A Common Origin for Low-mass Ratio Events Observed by LIGO and Virgo in the First Half of the Third Observing Run

In its third observing run, the Laser Interferometer Gravitational-Wave Observatory (LIGO)/Virgo Collaboration has announced a potential neutron star−black hole (NS−BH) merger candidate, GW190426_152155. Together with GW190814, these two events belong to a class of binaries with a secondary mass less than 3 M⊙. While the secondary system in GW190426_152155 is consistent with being a neutron star (NS) with a mass of ${1.5}_{-0.5}^{+0.8}\,{\text{}}\,{M}_{\odot }$, that of GW190814 is a ${2.59}_{-0.09}^{+0.08}\,{\text{}}\,{M}_{\odot }$ object and counts as the first confirmed detection of a mass-gap object.

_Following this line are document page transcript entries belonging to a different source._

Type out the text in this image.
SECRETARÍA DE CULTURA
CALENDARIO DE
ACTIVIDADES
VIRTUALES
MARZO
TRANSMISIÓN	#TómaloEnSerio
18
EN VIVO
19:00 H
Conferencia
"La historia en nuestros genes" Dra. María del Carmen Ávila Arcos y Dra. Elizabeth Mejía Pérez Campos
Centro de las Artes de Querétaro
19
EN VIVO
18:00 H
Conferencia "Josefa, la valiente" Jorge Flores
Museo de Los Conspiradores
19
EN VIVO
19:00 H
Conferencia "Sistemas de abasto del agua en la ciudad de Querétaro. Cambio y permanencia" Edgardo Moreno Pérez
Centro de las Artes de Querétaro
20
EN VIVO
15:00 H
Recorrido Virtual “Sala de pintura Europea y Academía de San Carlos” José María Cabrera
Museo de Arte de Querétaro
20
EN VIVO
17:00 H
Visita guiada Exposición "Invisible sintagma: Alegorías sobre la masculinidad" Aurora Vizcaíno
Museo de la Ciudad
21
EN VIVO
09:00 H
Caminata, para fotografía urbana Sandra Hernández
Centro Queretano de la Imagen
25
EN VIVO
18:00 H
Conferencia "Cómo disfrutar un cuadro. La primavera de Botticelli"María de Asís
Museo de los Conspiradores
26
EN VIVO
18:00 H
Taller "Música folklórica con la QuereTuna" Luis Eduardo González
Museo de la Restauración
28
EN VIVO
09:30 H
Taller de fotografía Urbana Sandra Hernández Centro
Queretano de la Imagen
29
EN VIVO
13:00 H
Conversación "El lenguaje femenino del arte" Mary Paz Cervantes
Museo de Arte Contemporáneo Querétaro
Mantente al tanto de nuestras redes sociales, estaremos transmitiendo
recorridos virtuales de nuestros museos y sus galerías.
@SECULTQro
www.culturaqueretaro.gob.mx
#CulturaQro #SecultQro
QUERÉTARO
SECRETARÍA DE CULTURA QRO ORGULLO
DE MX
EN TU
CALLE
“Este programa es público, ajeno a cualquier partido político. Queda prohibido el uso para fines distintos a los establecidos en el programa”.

Here we argue that these two events could have a common origin as follows: both are formed as NS−BH systems; however, the larger escape velocity of a system with more massive primary black hole (BH) increases the bound fraction of the ejecta material from the supernova explosion leading to the formation of a NS. This bound material forms a disk, which is preferentially accreted onto the NS. This scenario predicts the secondary component mass should correlate with the primary component mass, which is consistent with GW190426_152155 and GW190814. If this hypothesis is corroborated by upcoming observations, GW190814-like events can be excluded from the binary BH population when inferring their global characteristics.